The authors cannot identify any absolute contraindications to using minimally invasive technique except those applicable to traditional open reduction and internal fixation of the humerus, but caution its use with very distal humerus fractures. Proximal humerus fractures that are amenable to proximal humeral plate fixation can also be treated with the submuscular technique, but the position of the proximal plate needs to be modified to be placed anteriorly, and a long plate is required (Fig. 5.1). These plates are 3.5 mm in size, and the entire construct may not be suitable for immediate weight-bearing. Some recent studies have noted that using 3.5-mm plates for humeral shaft fractures may be acceptable in certain cases and
in smaller-sized patients.
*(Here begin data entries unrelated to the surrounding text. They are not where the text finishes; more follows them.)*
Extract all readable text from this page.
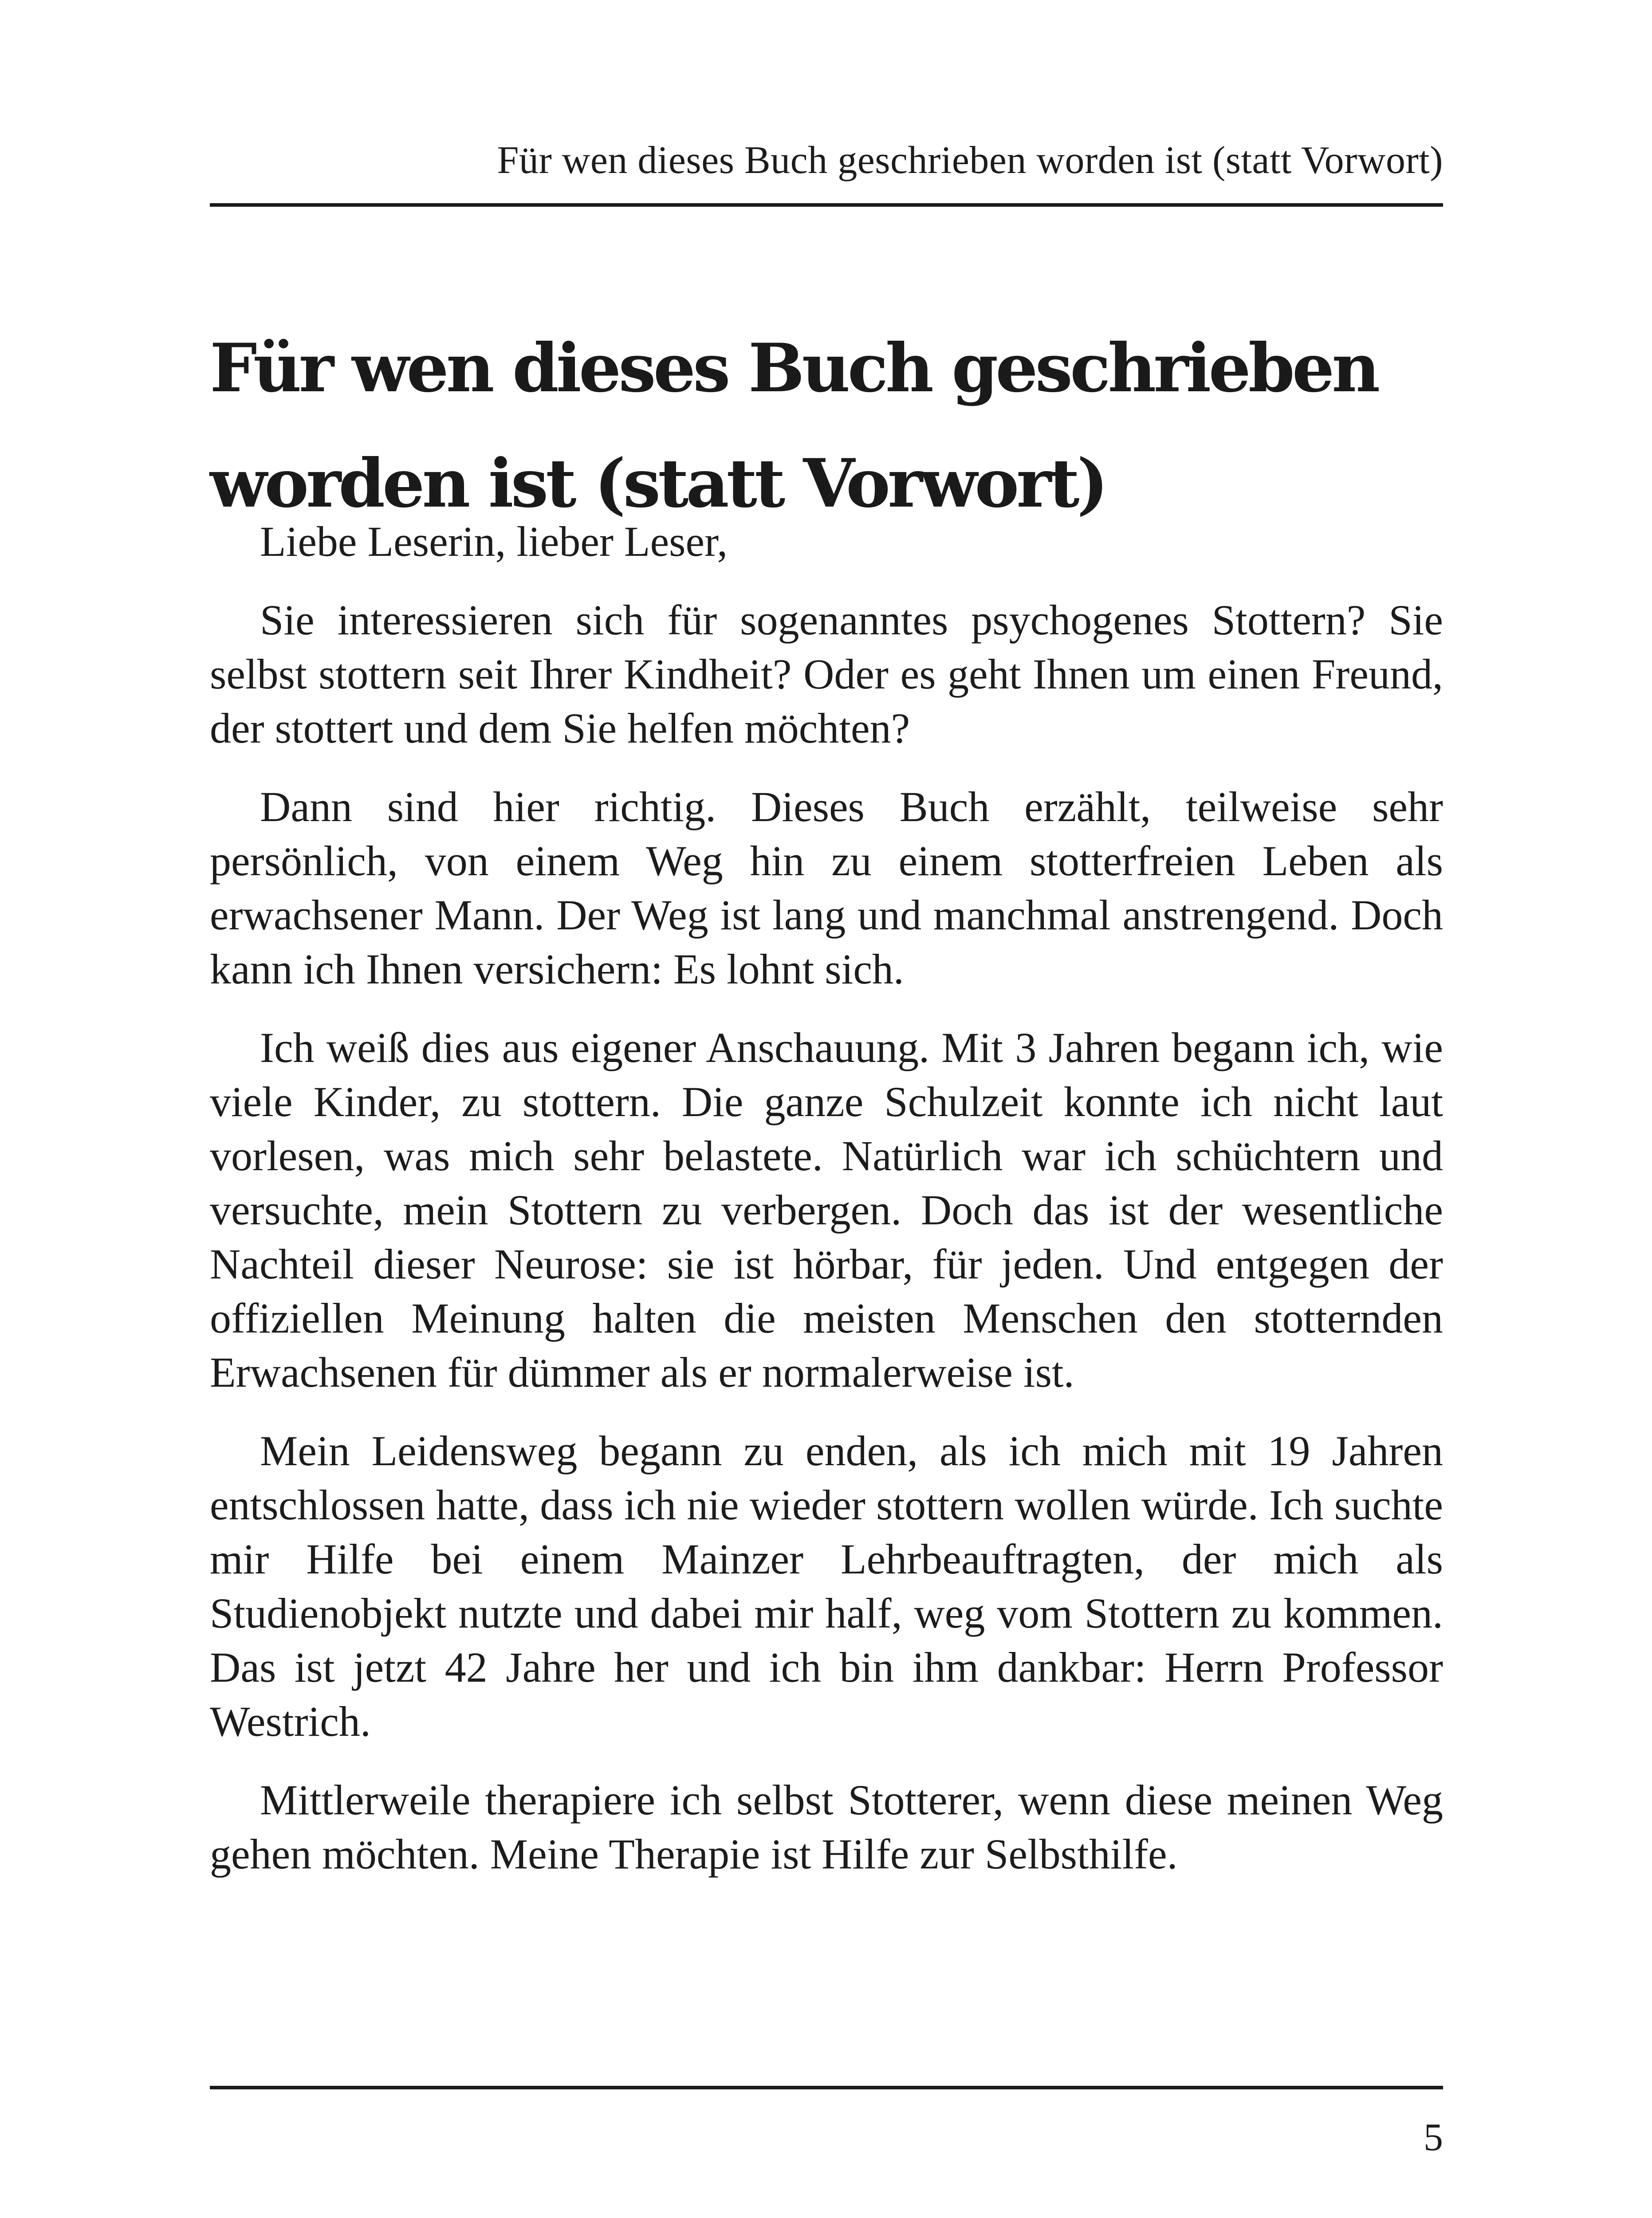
Für wen dieses Buch geschrieben worden ist (statt Vorwort)
Für wen dieses Buch geschrieben
worden ist (statt Vorwort)

Liebe Leserin, lieber Leser,

Sie interessieren sich für sogenanntes psychogenes Stottern? Sie selbst stottern seit Ihrer Kindheit? Oder es geht Ihnen um einen Freund, der stottert und dem Sie helfen möchten?

Dann sind hier richtig. Dieses Buch erzählt, teilweise sehr persönlich, von einem Weg hin zu einem stotterfreien Leben als erwachsener Mann. Der Weg ist lang und manchmal anstrengend. Doch kann ich Ihnen versichern: Es lohnt sich.

Ich weiß dies aus eigener Anschauung. Mit 3 Jahren begann ich, wie viele Kinder, zu stottern. Die ganze Schulzeit konnte ich nicht laut vorlesen, was mich sehr belastete. Natürlich war ich schüchtern und versuchte, mein Stottern zu verbergen. Doch das ist der wesentliche Nachteil dieser Neurose: sie ist hörbar, für jeden. Und entgegen der offiziellen Meinung halten die meisten Menschen den stotternden Erwachsenen für dümmer als er normalerweise ist.

Mein Leidensweg begann zu enden, als ich mich mit 19 Jahren entschlossen hatte, dass ich nie wieder stottern wollen würde. Ich suchte mir Hilfe bei einem Mainzer Lehrbeauftragten, der mich als Studienobjekt nutzte und dabei mir half, weg vom Stottern zu kommen. Das ist jetzt 42 Jahre her und ich bin ihm dankbar: Herrn Professor Westrich.

Mittlerweile therapiere ich selbst Stotterer, wenn diese meinen Weg gehen möchten. Meine Therapie ist Hilfe zur Selbsthilfe.

5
While the authors prefer a 4.5-mm plate, the ability to use a single plate for such complex fractures, and in a minimally invasive method, may outweigh the disadvantage of the smaller plate. Relative contraindications include neurovascular injury requiring surgical exploration, open fractures with substantial soft tissue involvement necessitating aggressive debridement, and segmental fractures with insufficient bone proximally and distally for stable fixation.

The purpose of this present report is to describe in detail the authors’ method of submuscular plating of the humerus. Since the technique may be unfamiliar to most surgeons, the authors recommend beginning with a standard open anterior approach, and then gradually decreasing the sizes of the skin portal as comfort with the technique and anatomy improve (Fig. 5.2).

The room is best set up such that the scrub technician/nurse and surgical equipment are on the contralateral side of the patient or at the foot of the bed, with fluoroscopy (sterilely draped) positioned on the ipsilateral side. The patient is supine with a hand table that allows imaging from its underside (no legs). The fluoroscopy machine should be positioned to move in and out of the field from the distal aspect of the hand table. The full arm should be prepped and the patient draped from the ipsilateral nipple to the ipsilateral angle of the jaw to below the axilla. In Livani and Belangero’s original technique, they positioned the arm at approximately 60 degrees of abduction, and a sterile bump (such as a stack of sterile towels wrapped with Coban) was placed under the fracture site as a fulcrum to overcome gravitational apex posterior deformity (Fig. 5.3). In our modified technique, an external fixator (mini-distractor) is used to maintain the reduction. A tourniquet is not used (or needed) since it invariably overlays the location of the proximal incision. If necessary, especially when an external fixator is not used, a third assistant may provide gentle in-line traction with the elbow flexed (this relaxes the biceps brachii, brachialis, and brachioradialis) to achieve and maintain length during the case.

Most surgeons are hesitant to consider submuscular plating when considering the neurovascular structures of the arm. But when one looks at cross-sectional anatomy, there is a safe anterior window that can be utilized safely to apply and fix a plate to the humerus. The authors do not advocate submuscularly inserting the plate in any other anatomic corridor, such as lateral, or posterior due to the dangers of injuring a vital structure.

Identification of the skin incisions is done by placing the plate over the anterior aspect of the arm with the elbow flexed to 90 degrees (Fig. 5.4). The plate is centered over the fracture zone, utilizing fluoroscopic guidance (Fig. 5.5). The
appropriate length of plate is then determined depending on the caliber of plate used. For 3.5-mm systems, the plate length is usually 10 to 16 holes, while for 4.5-mm systems, the plate length is usually 9 to 14 holes (narrow plate, not wide). The ends of the plate are marked on the skin using a sterile pen (Fig. 5.6).